NOEMA Detection of Circumnuclear Molecular Gas in X-ray Weak Dual Active Galactic Nuclei: No Evidence for Heavy Obscuration

TL;DR

This study uses NOEMA observations to detect molecular gas in dual AGN systems, finding no evidence of heavy obscuration and suggesting AGN feedback may suppress further accretion during galaxy mergers.

Contribution

First detailed molecular gas study of low-redshift dual AGN pairs showing low X-ray luminosity, revealing moderate obscuration and feedback effects during galaxy mergers.

Findings

Most nuclei show compact, rotating molecular gas structures.

Column densities are moderate, not heavily obscured.

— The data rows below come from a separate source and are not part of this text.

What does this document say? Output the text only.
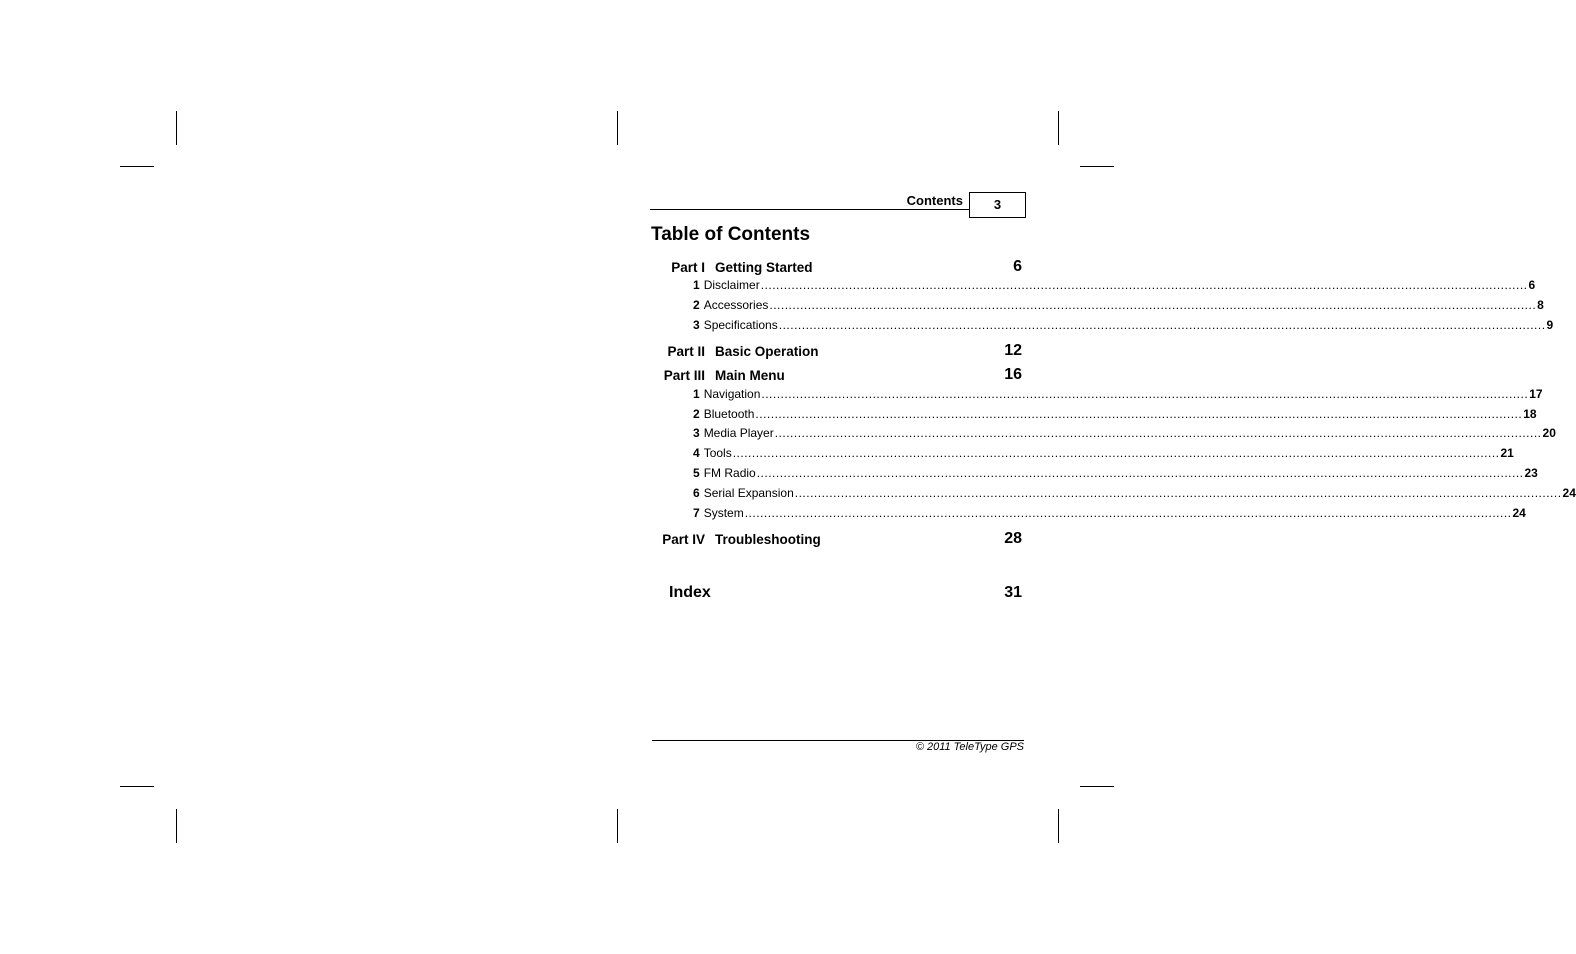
Contents	3
Table of Contents
Part I Getting Started	6
1 Disclaimer ........................................................................................................................................................................................................ 6
2 Accessories ........................................................................................................................................................................................................ 8
3 Specifications ........................................................................................................................................................................................................ 9
Part II Basic Operation	12
Part III Main Menu	16
1 Navigation ........................................................................................................................................................................................................ 17
2 Bluetooth ........................................................................................................................................................................................................ 18
3 Media Player ........................................................................................................................................................................................................ 20
4 Tools ........................................................................................................................................................................................................ 21
5 FM Radio ........................................................................................................................................................................................................ 23
6 Serial Expansion ........................................................................................................................................................................................................ 24
7 System ........................................................................................................................................................................................................ 24
Part IV Troubleshooting	28
Index	31
© 2011 TeleType GPS
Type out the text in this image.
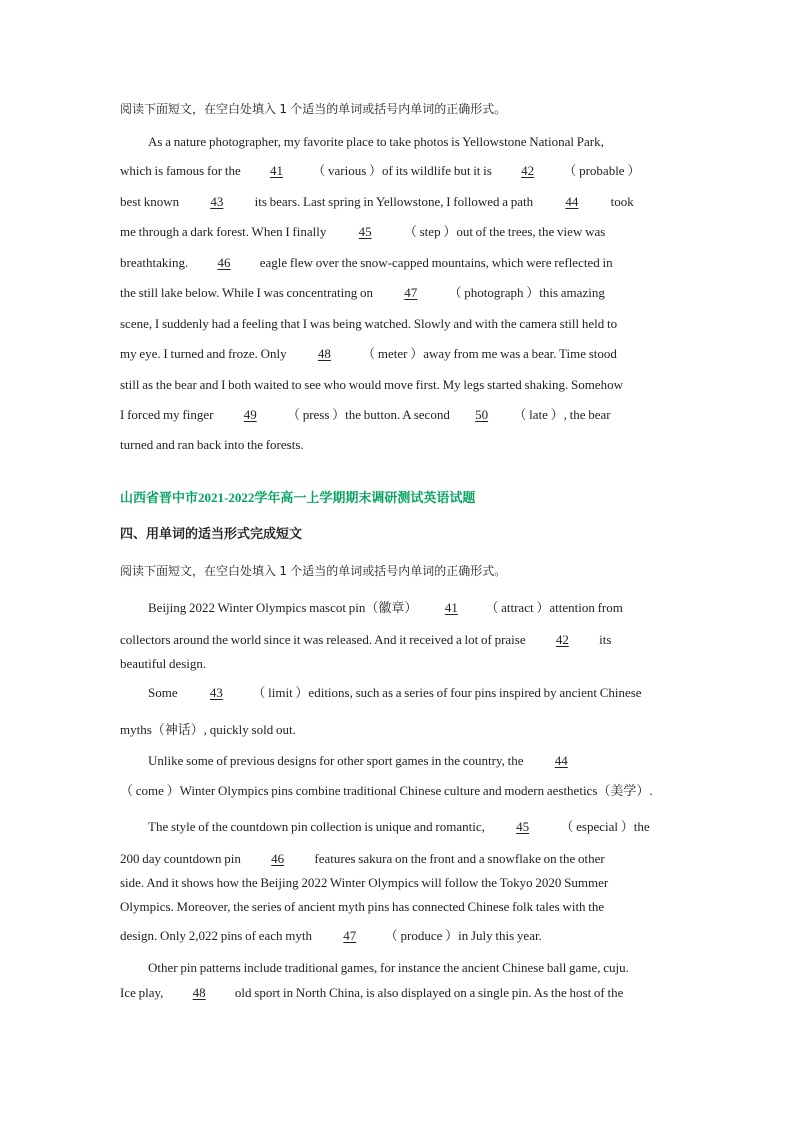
阅读下面短文，在空白处填入 1 个适当的单词或括号内单词的正确形式。
As a nature photographer, my favorite place to take photos is Yellowstone National Park,
which is famous for the 41 （ various ）of its wildlife but it is 42 （ probable ）
best known 43 its bears. Last spring in Yellowstone, I followed a path 44 took
me through a dark forest. When I finally 45 （ step ）out of the trees, the view was
breathtaking. 46 eagle flew over the snow-capped mountains, which were reflected in
the still lake below. While I was concentrating on 47 （ photograph ）this amazing
scene, I suddenly had a feeling that I was being watched. Slowly and with the camera still held to
my eye. I turned and froze. Only 48 （ meter ）away from me was a bear. Time stood
still as the bear and I both waited to see who would move first. My legs started shaking. Somehow
I forced my finger 49 （ press ）the button. A second 50 （ late ）, the bear
turned and ran back into the forests.
山西省晋中市2021-2022学年高一上学期期末调研测试英语试题
四、用单词的适当形式完成短文
阅读下面短文，在空白处填入 1 个适当的单词或括号内单词的正确形式。
Beijing 2022 Winter Olympics mascot pin（徽章） 41 （ attract ）attention from
collectors around the world since it was released. And it received a lot of praise 42 its
beautiful design.
Some 43 （ limit ）editions, such as a series of four pins inspired by ancient Chinese
myths（神话）, quickly sold out.
Unlike some of previous designs for other sport games in the country, the 44
（ come ）Winter Olympics pins combine traditional Chinese culture and modern aesthetics（美学）.
The style of the countdown pin collection is unique and romantic, 45 （ especial ）the
200 day countdown pin 46 features sakura on the front and a snowflake on the other
side. And it shows how the Beijing 2022 Winter Olympics will follow the Tokyo 2020 Summer
Olympics. Moreover, the series of ancient myth pins has connected Chinese folk tales with the
design. Only 2,022 pins of each myth 47 （ produce ）in July this year.
Other pin patterns include traditional games, for instance the ancient Chinese ball game, cuju.
Ice play, 48 old sport in North China, is also displayed on a single pin. As the host of the
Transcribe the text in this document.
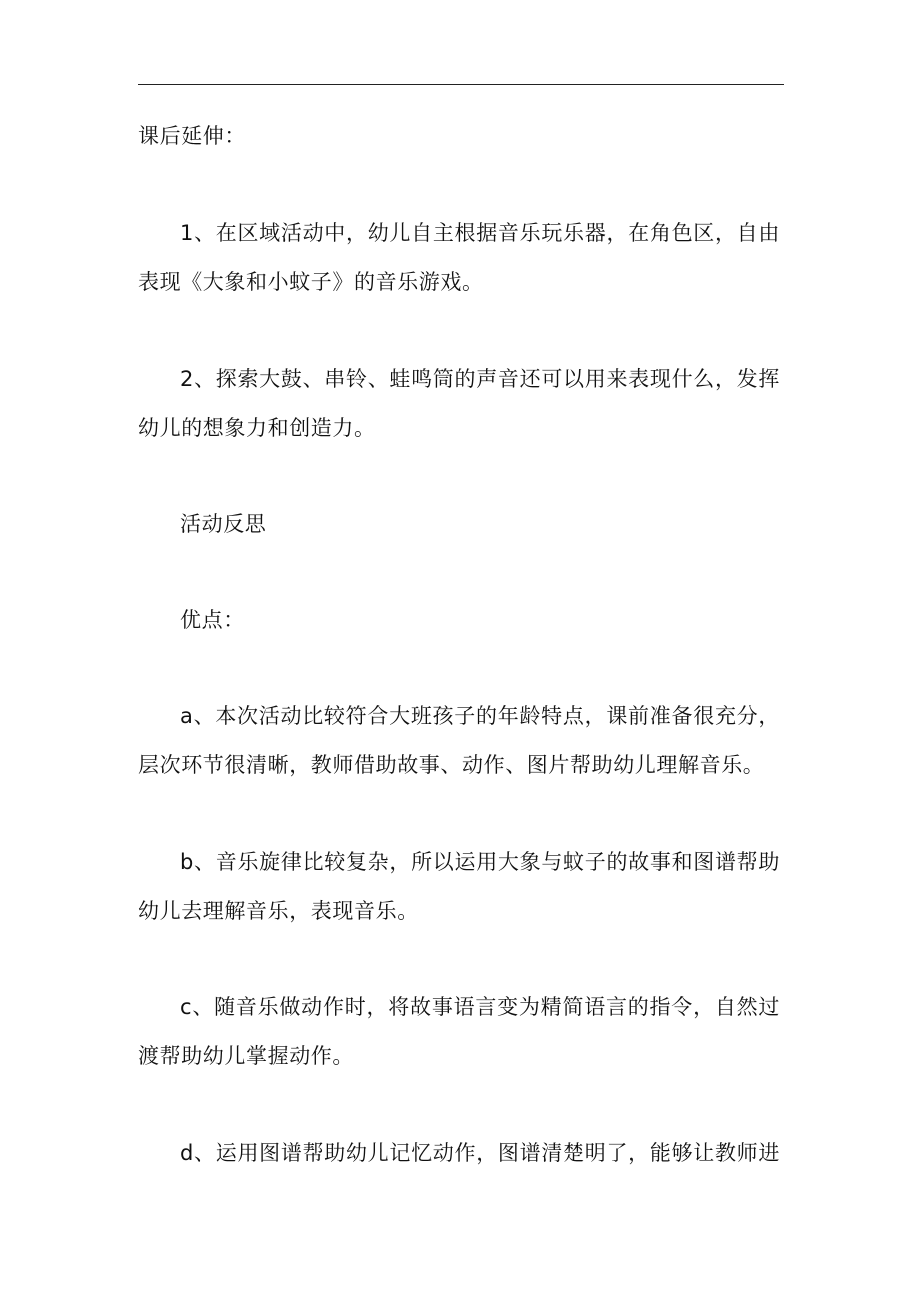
课后延伸：

1、在区域活动中，幼儿自主根据音乐玩乐器，在角色区，自由

表现《大象和小蚊子》的音乐游戏。

2、探索大鼓、串铃、蛙鸣筒的声音还可以用来表现什么，发挥

幼儿的想象力和创造力。

活动反思

优点：

a、本次活动比较符合大班孩子的年龄特点，课前准备很充分，

层次环节很清晰，教师借助故事、动作、图片帮助幼儿理解音乐。

b、音乐旋律比较复杂，所以运用大象与蚊子的故事和图谱帮助

幼儿去理解音乐，表现音乐。

c、随音乐做动作时，将故事语言变为精简语言的指令，自然过

渡帮助幼儿掌握动作。

d、运用图谱帮助幼儿记忆动作，图谱清楚明了，能够让教师进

Feedback likely suppresses SMBH accretion post-merger.

Abstract

Dual active galactic nuclei (AGN), which are the manifestation of two actively accreting supermassive black holes (SMBHs) hosted by a pair of merging galaxies, are a unique laboratory for studying the physics of SMBH feeding and feedback during an indispensable stage of galaxy evolution. In this work, we present NOEMA CO(2-1) observations of seven kpc-scale dual-AGN candidates drawn from a recent Chandra survey of low-redshift, optically classified AGN pairs. These systems are selected because they show unexpectedly low 2-10 keV X-ray luminosities for their small physical separations signifying an intermediate-to-late stage of merger. Circumnuclear molecular gas traced by the CO(2-1) emission is significantly detected in 6 of the 7 pairs and 10 of the 14 nuclei, with an estimated mass ranging between $(0.2 - 21) \times10^9\rm~M_{\odot}$. The primary nuclei, i.e., the ones with the higher stellar velocity dispersion, tend to have a higher molecular gas mass than the secondary. Most CO-detected nuclei show a compact morphology, with a velocity field consistent with a kpc-scale rotating structure. The inferred hydrogen column densities range between $5\times10^{21} - 2\times10^{23}\rm~cm^{-2}$, but mostly at a few times $10^{22}\rm~cm^{-2}$, in broad agreement with those derived from X-ray spectral analysis. Together with the relatively weak mid-infrared emission, the moderate column density argues against the prevalence of heavily obscured, intrinsically luminous AGNs in these seven systems, but favors a feedback scenario in which AGN activity triggered by a recent pericentric passage of the galaxy pair can expel circumnuclear gas and suppress further SMBH accretion.